Al-Qaïda dans la Péninsule arabique (Aqpa) a pris d'assaut un pénitencier, jeudi au Yémen. Quelque 300 détenus, dont un des chefs du groupe terroriste, ont été libérés.

«Un dirigeant d'Aqpa, Khaled Batarfi, détenu depuis plus de quatre ans, figure parmi plus de 300 prisonniers qui ont réussi à s'échapper de la prison centrale de Moukalla», dans la province de Hadramout, attaquée avant l'aube par des combattants du réseau extrémiste, a déclaré à l'AFP cette source.

Un accrochage qui a suivi l'attaque s'est soldé par la mort de deux gardiens de prison et de cinq détenus, selon la même source.

Khaled Batarfi est l'un des principaux dirigeants d'Aqpa, notamment à Abyane, une province du sud que le réseau extrémiste avait contrôlée pendant un an en 2011/2012.

Outre la prison, les combattants d'Aqpa ont attaqué également à Moukalla le complexe de l'autorité locale, la branche de la Banque centrale, le commissariat de la police et les locaux des services de renseignement, a ajouté la même source.

Ces attaques d'al-Qaïda sont survenues alors que la rébellion chiite des Houthis et ses alliés tentaient de conquérir Aden, principale ville du sud. (afp)

Violents combats pour le contrôle d'Aden

Aden, deuxième ville du Yémen, était jeudi le théâtre de violents combats entre partisans et adversaires du président, au huitième jour de la campagne menée par l'Arabie saoudite contre des rebelles chiites appuyés par l'Iran, selon des témoins. Ces rebelles Houthis et leurs alliés, des militaires fidèles à l'ex-président Ali Abdallah Saleh, tentaient de progresser vers le palais présidentiel à Aden après avoir pris le contrôle de Khor Maksar, principal quartier de cette grande ville du sud, selon des habitants.

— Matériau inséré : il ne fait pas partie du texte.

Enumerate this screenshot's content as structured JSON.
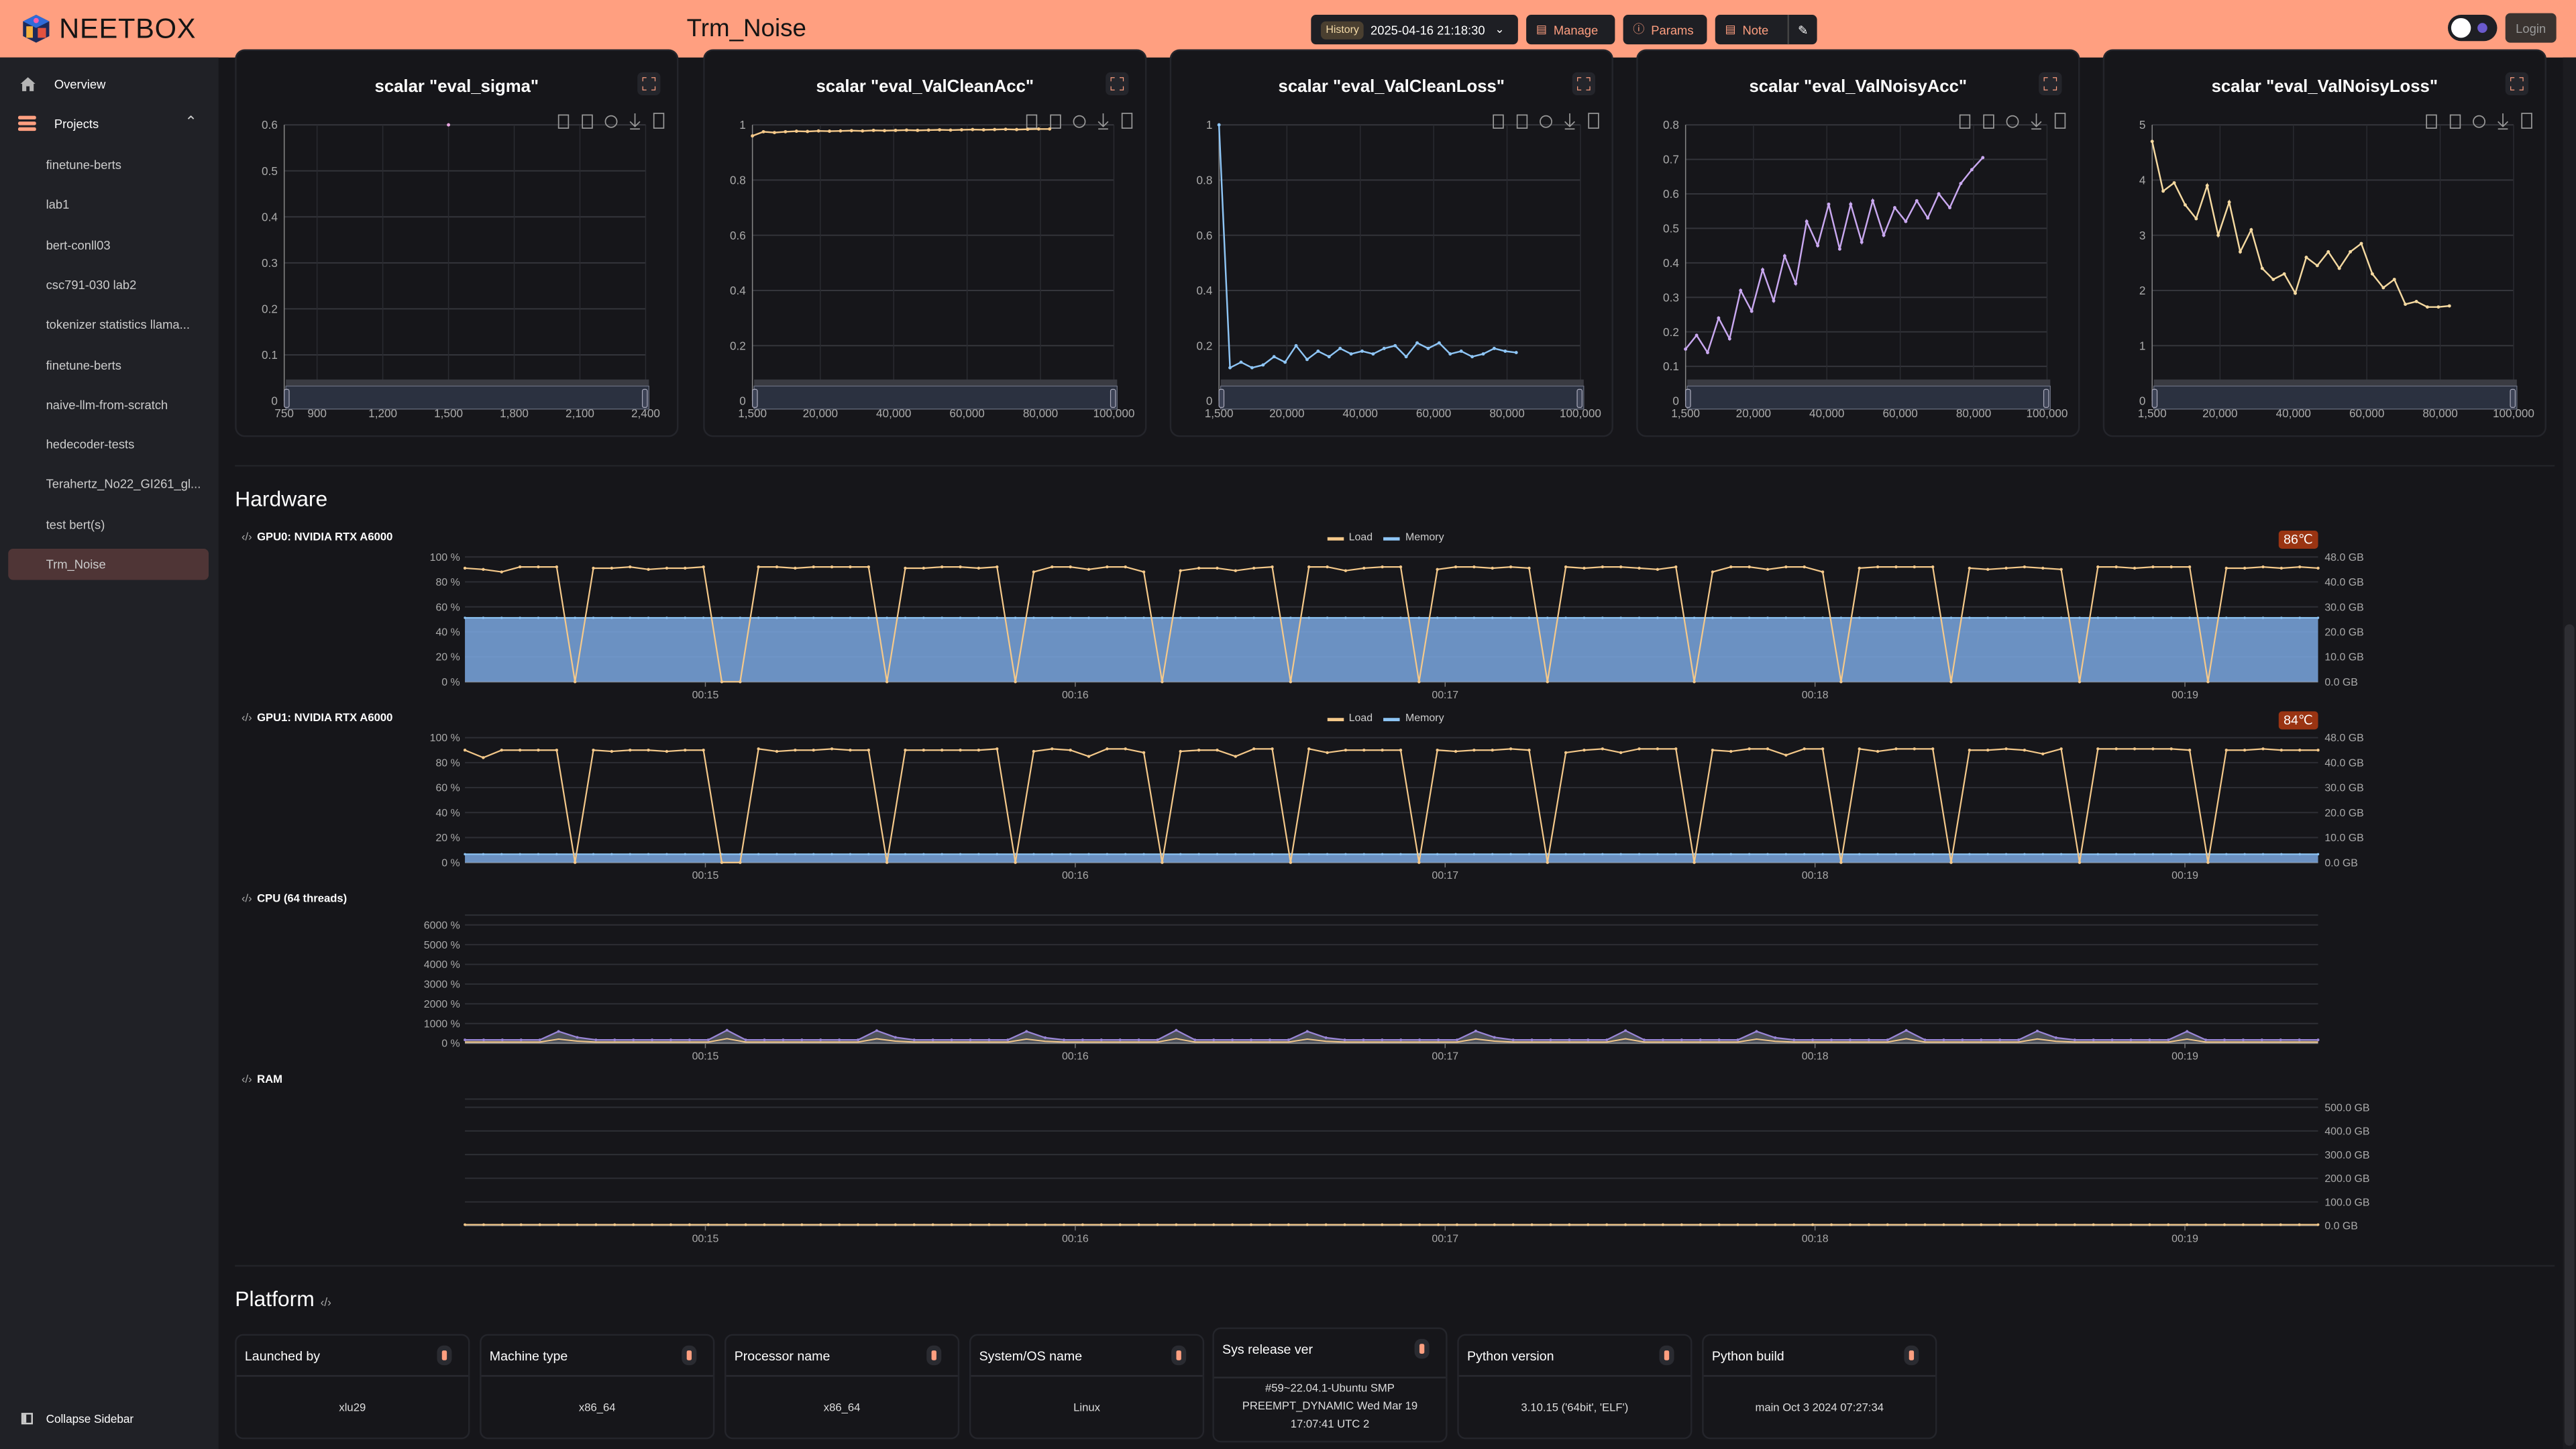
{
  "app": {
    "name": "NEETBOX",
    "title": "Trm_Noise"
  },
  "header": {
    "history_label": "History",
    "history_value": "2025-04-16 21:18:30",
    "manage_label": "Manage",
    "params_label": "Params",
    "note_label": "Note",
    "login_label": "Login",
    "accent": "#ff9f80"
  },
  "sidebar": {
    "overview": "Overview",
    "projects": "Projects",
    "items": [
      "finetune-berts",
      "lab1",
      "bert-conll03",
      "csc791-030 lab2",
      "tokenizer statistics llama...",
      "finetune-berts",
      "naive-llm-from-scratch",
      "hedecoder-tests",
      "Terahertz_No22_GI261_gl...",
      "test bert(s)",
      "Trm_Noise"
    ],
    "active": "Trm_Noise",
    "collapse": "Collapse Sidebar"
  },
  "chart_data": [
    {
      "type": "line",
      "title": "scalar \"eval_sigma\"",
      "color": "#e9a6e0",
      "xlim": [
        750,
        2400
      ],
      "xticks": [
        750,
        900,
        1200,
        1500,
        1800,
        2100,
        2400
      ],
      "xticklabels": [
        "750",
        "900",
        "1,200",
        "1,500",
        "1,800",
        "2,100",
        "2,400"
      ],
      "ylim": [
        0,
        0.6
      ],
      "yticks": [
        0,
        0.1,
        0.2,
        0.3,
        0.4,
        0.5,
        0.6
      ],
      "x": [
        1500
      ],
      "y": [
        0.6
      ]
    },
    {
      "type": "line",
      "title": "scalar \"eval_ValCleanAcc\"",
      "color": "#f5c98a",
      "xlim": [
        1500,
        100000
      ],
      "xticks": [
        1500,
        20000,
        40000,
        60000,
        80000,
        100000
      ],
      "xticklabels": [
        "1,500",
        "20,000",
        "40,000",
        "60,000",
        "80,000",
        "100,000"
      ],
      "ylim": [
        0,
        1
      ],
      "yticks": [
        0,
        0.2,
        0.4,
        0.6,
        0.8,
        1
      ],
      "x": [
        1500,
        4500,
        7500,
        10500,
        13500,
        16500,
        19500,
        22500,
        25500,
        28500,
        31500,
        34500,
        37500,
        40500,
        43500,
        46500,
        49500,
        52500,
        55500,
        58500,
        61500,
        64500,
        67500,
        70500,
        73500,
        76500,
        79500,
        82500
      ],
      "y": [
        0.96,
        0.975,
        0.972,
        0.975,
        0.977,
        0.976,
        0.978,
        0.977,
        0.978,
        0.979,
        0.978,
        0.98,
        0.979,
        0.98,
        0.981,
        0.98,
        0.981,
        0.982,
        0.981,
        0.982,
        0.983,
        0.982,
        0.983,
        0.984,
        0.983,
        0.984,
        0.985,
        0.985
      ]
    },
    {
      "type": "line",
      "title": "scalar \"eval_ValCleanLoss\"",
      "color": "#8ec5f5",
      "xlim": [
        1500,
        100000
      ],
      "xticks": [
        1500,
        20000,
        40000,
        60000,
        80000,
        100000
      ],
      "xticklabels": [
        "1,500",
        "20,000",
        "40,000",
        "60,000",
        "80,000",
        "100,000"
      ],
      "ylim": [
        0,
        1
      ],
      "yticks": [
        0,
        0.2,
        0.4,
        0.6,
        0.8,
        1
      ],
      "x": [
        1500,
        4500,
        7500,
        10500,
        13500,
        16500,
        19500,
        22500,
        25500,
        28500,
        31500,
        34500,
        37500,
        40500,
        43500,
        46500,
        49500,
        52500,
        55500,
        58500,
        61500,
        64500,
        67500,
        70500,
        73500,
        76500,
        79500,
        82500
      ],
      "y": [
        1.0,
        0.12,
        0.14,
        0.12,
        0.13,
        0.16,
        0.14,
        0.2,
        0.15,
        0.18,
        0.16,
        0.19,
        0.17,
        0.18,
        0.17,
        0.19,
        0.2,
        0.16,
        0.21,
        0.19,
        0.21,
        0.17,
        0.18,
        0.16,
        0.17,
        0.19,
        0.18,
        0.175
      ]
    },
    {
      "type": "line",
      "title": "scalar \"eval_ValNoisyAcc\"",
      "color": "#c9a8f0",
      "xlim": [
        1500,
        100000
      ],
      "xticks": [
        1500,
        20000,
        40000,
        60000,
        80000,
        100000
      ],
      "xticklabels": [
        "1,500",
        "20,000",
        "40,000",
        "60,000",
        "80,000",
        "100,000"
      ],
      "ylim": [
        0,
        0.8
      ],
      "yticks": [
        0,
        0.1,
        0.2,
        0.3,
        0.4,
        0.5,
        0.6,
        0.7,
        0.8
      ],
      "x": [
        1500,
        4500,
        7500,
        10500,
        13500,
        16500,
        19500,
        22500,
        25500,
        28500,
        31500,
        34500,
        37500,
        40500,
        43500,
        46500,
        49500,
        52500,
        55500,
        58500,
        61500,
        64500,
        67500,
        70500,
        73500,
        76500,
        79500,
        82500
      ],
      "y": [
        0.15,
        0.19,
        0.14,
        0.24,
        0.18,
        0.32,
        0.26,
        0.38,
        0.29,
        0.42,
        0.34,
        0.52,
        0.45,
        0.57,
        0.44,
        0.57,
        0.46,
        0.58,
        0.48,
        0.56,
        0.52,
        0.58,
        0.53,
        0.6,
        0.56,
        0.63,
        0.67,
        0.705
      ]
    },
    {
      "type": "line",
      "title": "scalar \"eval_ValNoisyLoss\"",
      "color": "#f5d9a0",
      "xlim": [
        1500,
        100000
      ],
      "xticks": [
        1500,
        20000,
        40000,
        60000,
        80000,
        100000
      ],
      "xticklabels": [
        "1,500",
        "20,000",
        "40,000",
        "60,000",
        "80,000",
        "100,000"
      ],
      "ylim": [
        0,
        5
      ],
      "yticks": [
        0,
        1,
        2,
        3,
        4,
        5
      ],
      "x": [
        1500,
        4500,
        7500,
        10500,
        13500,
        16500,
        19500,
        22500,
        25500,
        28500,
        31500,
        34500,
        37500,
        40500,
        43500,
        46500,
        49500,
        52500,
        55500,
        58500,
        61500,
        64500,
        67500,
        70500,
        73500,
        76500,
        79500,
        82500
      ],
      "y": [
        4.7,
        3.8,
        3.95,
        3.55,
        3.3,
        3.9,
        3.0,
        3.6,
        2.7,
        3.1,
        2.4,
        2.2,
        2.3,
        1.95,
        2.6,
        2.45,
        2.7,
        2.4,
        2.7,
        2.85,
        2.3,
        2.05,
        2.2,
        1.75,
        1.8,
        1.7,
        1.7,
        1.72
      ]
    }
  ],
  "hardware": {
    "title": "Hardware",
    "legend": {
      "load": "Load",
      "memory": "Memory",
      "load_color": "#f5c98a",
      "memory_color": "#8ec5f5"
    },
    "time_range_min": [
      14.35,
      19.36
    ],
    "time_ticks": [
      "00:15",
      "00:16",
      "00:17",
      "00:18",
      "00:19"
    ],
    "gpus": [
      {
        "label": "GPU0: NVIDIA RTX A6000",
        "temp": "86℃",
        "memory_gb": 24.6,
        "memory_max_gb": 48,
        "left_ticks": [
          "0 %",
          "20 %",
          "40 %",
          "60 %",
          "80 %",
          "100 %"
        ],
        "right_ticks": [
          "0.0 GB",
          "10.0 GB",
          "20.0 GB",
          "30.0 GB",
          "40.0 GB",
          "48.0 GB"
        ],
        "load": [
          91,
          90,
          88,
          92,
          92,
          92,
          0,
          91,
          91,
          92,
          90,
          91,
          91,
          92,
          0,
          0,
          92,
          92,
          91,
          92,
          92,
          92,
          92,
          0,
          91,
          91,
          92,
          92,
          91,
          92,
          0,
          88,
          92,
          92,
          90,
          92,
          92,
          88,
          0,
          89,
          91,
          91,
          89,
          91,
          92,
          0,
          92,
          92,
          89,
          91,
          92,
          92,
          0,
          90,
          92,
          92,
          91,
          92,
          91,
          0,
          92,
          91,
          92,
          92,
          91,
          90,
          92,
          0,
          88,
          92,
          92,
          90,
          92,
          92,
          88,
          0,
          91,
          92,
          92,
          92,
          92,
          0,
          91,
          90,
          91,
          92,
          91,
          90,
          0,
          92,
          92,
          91,
          92,
          92,
          92,
          0,
          91,
          91,
          92,
          91,
          92,
          91
        ]
      },
      {
        "label": "GPU1: NVIDIA RTX A6000",
        "temp": "84℃",
        "memory_gb": 3.2,
        "memory_max_gb": 48,
        "left_ticks": [
          "0 %",
          "20 %",
          "40 %",
          "60 %",
          "80 %",
          "100 %"
        ],
        "right_ticks": [
          "0.0 GB",
          "10.0 GB",
          "20.0 GB",
          "30.0 GB",
          "40.0 GB",
          "48.0 GB"
        ],
        "load": [
          90,
          84,
          90,
          90,
          90,
          90,
          0,
          90,
          89,
          90,
          90,
          89,
          90,
          90,
          0,
          0,
          91,
          89,
          90,
          90,
          91,
          90,
          90,
          0,
          90,
          90,
          90,
          90,
          90,
          91,
          0,
          89,
          91,
          90,
          85,
          91,
          91,
          88,
          0,
          89,
          90,
          90,
          85,
          91,
          91,
          0,
          91,
          88,
          90,
          90,
          90,
          90,
          0,
          90,
          89,
          90,
          90,
          91,
          90,
          0,
          88,
          90,
          91,
          88,
          91,
          91,
          91,
          0,
          90,
          89,
          91,
          91,
          86,
          91,
          91,
          0,
          91,
          89,
          91,
          91,
          91,
          0,
          90,
          90,
          91,
          90,
          87,
          91,
          0,
          91,
          91,
          91,
          91,
          91,
          90,
          0,
          90,
          90,
          91,
          90,
          90,
          90
        ]
      }
    ],
    "cpu": {
      "label": "CPU (64 threads)",
      "left_ticks": [
        "0 %",
        "1000 %",
        "2000 %",
        "3000 %",
        "4000 %",
        "5000 %",
        "6000 %"
      ],
      "total": [
        170,
        170,
        170,
        170,
        170,
        600,
        300,
        170,
        170,
        170,
        170,
        170,
        170,
        170,
        660,
        170,
        170,
        170,
        170,
        170,
        170,
        170,
        640,
        300,
        170,
        170,
        170,
        170,
        170,
        170,
        600,
        280,
        170,
        170,
        170,
        170,
        170,
        170,
        660,
        170,
        170,
        170,
        170,
        170,
        170,
        600,
        280,
        170,
        170,
        170,
        170,
        170,
        170,
        170,
        620,
        300,
        170,
        170,
        170,
        170,
        170,
        170,
        640,
        170,
        170,
        170,
        170,
        170,
        170,
        600,
        280,
        170,
        170,
        170,
        170,
        170,
        170,
        650,
        170,
        170,
        170,
        170,
        170,
        170,
        620,
        280,
        170,
        170,
        170,
        170,
        170,
        170,
        600,
        170,
        170,
        170,
        170,
        170,
        170,
        170
      ]
    },
    "ram": {
      "label": "RAM",
      "right_ticks": [
        "0.0 GB",
        "100.0 GB",
        "200.0 GB",
        "300.0 GB",
        "400.0 GB",
        "500.0 GB"
      ],
      "used_gb": 4
    }
  },
  "platform": {
    "title": "Platform",
    "cards": [
      {
        "label": "Launched by",
        "value": "xlu29"
      },
      {
        "label": "Machine type",
        "value": "x86_64"
      },
      {
        "label": "Processor name",
        "value": "x86_64"
      },
      {
        "label": "System/OS name",
        "value": "Linux"
      },
      {
        "label": "Sys release ver",
        "value": "#59~22.04.1-Ubuntu SMP PREEMPT_DYNAMIC Wed Mar 19 17:07:41 UTC 2"
      },
      {
        "label": "Python version",
        "value": "3.10.15 ('64bit', 'ELF')"
      },
      {
        "label": "Python build",
        "value": "main Oct 3 2024 07:27:34"
      }
    ]
  }
}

Au moins 44 personnes, dont 18 civils, ont été tuées jeudi à Aden, a-t-on appris de sources médicale et militaire. «Vingt (rebelles) Houthis ont été tués dans les combats», a indiqué à l'AFP une source militaire alors qu'une source médicale a fait état de «la mort de 18 civils et de 6 membres des comités populaires», des paramilitaires qui défendent le président Abd Rabbo Mansour Hadi.